Na busca por quatro homens que tentaram atacar o sistema de transporte de Londres na quinta-feira -- duas semanas depois dos atentados que mataram pelo menos 52 pessoas -- a polícia matou um homem a tiros porque ele se recusava a obedecer ordens de parar de correr.
A morte do homem com cinco tiros na cabeça diante de passageiros chocados gerou especulações de que a polícia britânica, tradicionalmente desarmada, tinha mudado radicalmente.

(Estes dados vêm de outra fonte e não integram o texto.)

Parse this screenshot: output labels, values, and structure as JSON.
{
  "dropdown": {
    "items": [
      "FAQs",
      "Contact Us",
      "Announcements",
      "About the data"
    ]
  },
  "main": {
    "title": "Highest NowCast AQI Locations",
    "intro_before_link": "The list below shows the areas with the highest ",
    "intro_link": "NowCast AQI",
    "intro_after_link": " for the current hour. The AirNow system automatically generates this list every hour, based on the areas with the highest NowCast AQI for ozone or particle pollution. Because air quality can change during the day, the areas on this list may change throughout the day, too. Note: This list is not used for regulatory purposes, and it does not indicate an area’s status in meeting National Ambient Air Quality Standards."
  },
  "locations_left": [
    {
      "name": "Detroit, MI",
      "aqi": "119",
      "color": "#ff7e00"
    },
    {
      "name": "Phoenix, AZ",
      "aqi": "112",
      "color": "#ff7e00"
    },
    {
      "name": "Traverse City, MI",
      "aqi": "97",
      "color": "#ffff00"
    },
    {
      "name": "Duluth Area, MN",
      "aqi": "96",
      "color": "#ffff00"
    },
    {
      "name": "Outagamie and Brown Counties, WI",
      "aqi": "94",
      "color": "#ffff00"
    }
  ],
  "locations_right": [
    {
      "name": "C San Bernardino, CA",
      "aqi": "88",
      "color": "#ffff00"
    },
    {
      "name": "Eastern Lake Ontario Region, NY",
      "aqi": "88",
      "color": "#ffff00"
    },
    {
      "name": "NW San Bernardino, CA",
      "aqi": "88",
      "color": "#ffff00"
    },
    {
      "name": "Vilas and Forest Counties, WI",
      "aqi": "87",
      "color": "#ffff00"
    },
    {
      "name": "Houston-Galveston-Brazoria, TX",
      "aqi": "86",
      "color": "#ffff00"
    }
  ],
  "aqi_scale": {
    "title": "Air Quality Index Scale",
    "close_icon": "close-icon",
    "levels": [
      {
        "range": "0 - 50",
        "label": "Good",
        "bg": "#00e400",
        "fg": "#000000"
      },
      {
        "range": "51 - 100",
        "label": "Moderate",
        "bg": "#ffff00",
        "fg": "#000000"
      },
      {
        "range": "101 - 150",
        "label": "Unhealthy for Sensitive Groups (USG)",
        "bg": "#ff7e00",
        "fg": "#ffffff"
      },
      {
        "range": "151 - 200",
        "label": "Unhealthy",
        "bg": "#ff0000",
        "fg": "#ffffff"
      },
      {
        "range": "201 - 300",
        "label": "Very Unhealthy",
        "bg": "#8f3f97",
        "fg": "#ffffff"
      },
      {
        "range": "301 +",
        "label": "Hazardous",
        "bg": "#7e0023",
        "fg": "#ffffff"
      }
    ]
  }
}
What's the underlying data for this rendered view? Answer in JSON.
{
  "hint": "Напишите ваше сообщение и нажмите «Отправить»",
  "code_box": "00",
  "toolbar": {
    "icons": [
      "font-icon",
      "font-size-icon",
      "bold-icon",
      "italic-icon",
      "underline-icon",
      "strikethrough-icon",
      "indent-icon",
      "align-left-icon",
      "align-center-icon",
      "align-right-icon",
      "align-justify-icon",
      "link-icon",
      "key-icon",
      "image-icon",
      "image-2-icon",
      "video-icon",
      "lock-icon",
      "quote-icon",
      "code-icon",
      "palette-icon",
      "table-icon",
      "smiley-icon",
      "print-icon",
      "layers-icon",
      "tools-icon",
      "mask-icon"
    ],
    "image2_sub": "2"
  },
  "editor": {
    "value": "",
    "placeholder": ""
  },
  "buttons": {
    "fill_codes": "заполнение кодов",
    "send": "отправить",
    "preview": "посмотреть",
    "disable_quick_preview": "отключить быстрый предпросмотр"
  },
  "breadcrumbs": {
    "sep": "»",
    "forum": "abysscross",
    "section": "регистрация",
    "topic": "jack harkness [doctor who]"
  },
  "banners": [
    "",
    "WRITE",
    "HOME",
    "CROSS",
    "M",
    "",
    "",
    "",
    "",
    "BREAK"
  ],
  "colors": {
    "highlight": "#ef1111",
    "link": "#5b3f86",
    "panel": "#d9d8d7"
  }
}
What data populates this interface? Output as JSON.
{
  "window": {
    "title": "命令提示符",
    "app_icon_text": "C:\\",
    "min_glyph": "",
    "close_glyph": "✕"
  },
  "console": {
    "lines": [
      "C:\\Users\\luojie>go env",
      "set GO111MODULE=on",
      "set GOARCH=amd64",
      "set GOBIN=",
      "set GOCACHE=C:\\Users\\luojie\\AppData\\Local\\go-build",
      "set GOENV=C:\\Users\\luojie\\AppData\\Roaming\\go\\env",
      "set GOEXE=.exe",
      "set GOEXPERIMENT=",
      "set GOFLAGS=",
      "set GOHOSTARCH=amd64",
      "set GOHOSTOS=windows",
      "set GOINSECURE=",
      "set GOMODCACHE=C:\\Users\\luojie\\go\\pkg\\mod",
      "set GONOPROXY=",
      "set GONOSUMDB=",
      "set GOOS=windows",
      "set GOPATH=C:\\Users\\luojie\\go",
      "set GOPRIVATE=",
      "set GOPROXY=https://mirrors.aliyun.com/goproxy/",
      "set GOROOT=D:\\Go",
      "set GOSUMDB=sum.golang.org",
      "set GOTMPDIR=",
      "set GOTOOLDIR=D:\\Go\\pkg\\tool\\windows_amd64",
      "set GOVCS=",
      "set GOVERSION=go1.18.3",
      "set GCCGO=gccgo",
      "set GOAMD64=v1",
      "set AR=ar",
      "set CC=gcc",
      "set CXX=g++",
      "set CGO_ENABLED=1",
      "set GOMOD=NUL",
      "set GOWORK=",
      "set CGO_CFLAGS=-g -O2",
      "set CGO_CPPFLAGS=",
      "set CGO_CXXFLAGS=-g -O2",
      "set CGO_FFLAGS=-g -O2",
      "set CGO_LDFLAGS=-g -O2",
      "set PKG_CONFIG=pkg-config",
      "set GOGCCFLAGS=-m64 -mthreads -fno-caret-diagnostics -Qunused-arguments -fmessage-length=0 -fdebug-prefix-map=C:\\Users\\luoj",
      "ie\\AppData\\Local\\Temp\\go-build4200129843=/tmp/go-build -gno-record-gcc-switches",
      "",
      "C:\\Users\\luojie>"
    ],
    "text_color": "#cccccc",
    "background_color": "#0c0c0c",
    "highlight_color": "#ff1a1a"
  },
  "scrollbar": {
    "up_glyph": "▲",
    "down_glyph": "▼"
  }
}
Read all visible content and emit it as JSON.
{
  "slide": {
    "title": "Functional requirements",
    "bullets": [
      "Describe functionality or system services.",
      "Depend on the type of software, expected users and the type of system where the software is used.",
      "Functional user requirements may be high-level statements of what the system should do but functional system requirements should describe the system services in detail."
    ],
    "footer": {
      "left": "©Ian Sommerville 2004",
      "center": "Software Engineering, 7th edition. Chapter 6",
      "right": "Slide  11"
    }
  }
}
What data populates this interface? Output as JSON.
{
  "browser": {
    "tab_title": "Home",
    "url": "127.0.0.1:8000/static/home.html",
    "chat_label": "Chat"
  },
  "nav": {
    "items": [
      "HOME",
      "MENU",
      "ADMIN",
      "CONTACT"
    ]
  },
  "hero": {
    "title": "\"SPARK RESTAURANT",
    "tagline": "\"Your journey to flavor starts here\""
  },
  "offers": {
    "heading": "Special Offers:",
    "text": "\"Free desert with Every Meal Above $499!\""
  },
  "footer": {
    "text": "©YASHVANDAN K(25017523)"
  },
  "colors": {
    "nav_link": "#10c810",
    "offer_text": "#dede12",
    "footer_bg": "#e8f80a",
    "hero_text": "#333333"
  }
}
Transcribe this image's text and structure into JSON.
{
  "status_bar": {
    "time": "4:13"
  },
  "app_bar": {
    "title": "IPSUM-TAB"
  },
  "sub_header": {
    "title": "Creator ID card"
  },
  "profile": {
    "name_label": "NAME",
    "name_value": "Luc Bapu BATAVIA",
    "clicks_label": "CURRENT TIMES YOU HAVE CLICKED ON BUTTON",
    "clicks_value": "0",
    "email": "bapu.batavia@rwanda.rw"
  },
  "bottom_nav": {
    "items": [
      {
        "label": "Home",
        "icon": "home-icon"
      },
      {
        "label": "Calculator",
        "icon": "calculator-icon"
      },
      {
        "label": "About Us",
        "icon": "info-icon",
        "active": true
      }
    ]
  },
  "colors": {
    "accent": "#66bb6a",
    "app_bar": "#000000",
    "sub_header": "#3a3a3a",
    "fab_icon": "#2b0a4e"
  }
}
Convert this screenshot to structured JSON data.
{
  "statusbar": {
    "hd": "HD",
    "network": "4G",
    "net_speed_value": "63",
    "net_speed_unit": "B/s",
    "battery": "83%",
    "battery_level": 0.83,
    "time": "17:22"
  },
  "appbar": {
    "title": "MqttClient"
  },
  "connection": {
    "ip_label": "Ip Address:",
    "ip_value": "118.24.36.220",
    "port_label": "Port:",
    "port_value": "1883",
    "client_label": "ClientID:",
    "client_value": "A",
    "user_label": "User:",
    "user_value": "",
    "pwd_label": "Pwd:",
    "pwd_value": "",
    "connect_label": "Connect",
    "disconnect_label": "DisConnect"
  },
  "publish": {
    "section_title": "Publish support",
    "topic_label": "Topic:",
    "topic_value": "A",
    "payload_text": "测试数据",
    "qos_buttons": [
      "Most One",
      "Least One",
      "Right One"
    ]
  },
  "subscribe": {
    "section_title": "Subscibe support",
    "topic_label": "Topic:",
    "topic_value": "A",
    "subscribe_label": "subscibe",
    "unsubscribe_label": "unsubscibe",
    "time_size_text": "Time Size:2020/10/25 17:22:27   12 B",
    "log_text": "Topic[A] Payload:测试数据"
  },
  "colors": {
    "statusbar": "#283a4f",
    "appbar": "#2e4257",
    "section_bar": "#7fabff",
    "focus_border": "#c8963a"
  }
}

"O homem surgiu em um bloco de flats na área de Stockwell que estava sob vigilância policial em parte das investigações sobre os incidentes de quinta-feira, 21 de julho."
"Ele foi então seguido por autoridades de vigilância até a estação do metrô. As roupas e o comportamento aumentaram as suspeitas", afirmou a nota.
Grupos muçulmanos já tinham condenado o incidente e expressaram consternação com a notícia da inocência da vítima.
"Dar licença para as pessoas atirarem e matarem desse jeito, com base em suspeitas, é muito assustador", disse Azzam Tamimim, da Associação Muçulmana da Grã-Bretanha na televisão BBC.
O ex-comandante da Scotland Yard John O'Connor afirmou que se tratava de "um incidente chocante".
"Acho que as consequências podem ser mais graves se ele for um jovem muçulmano."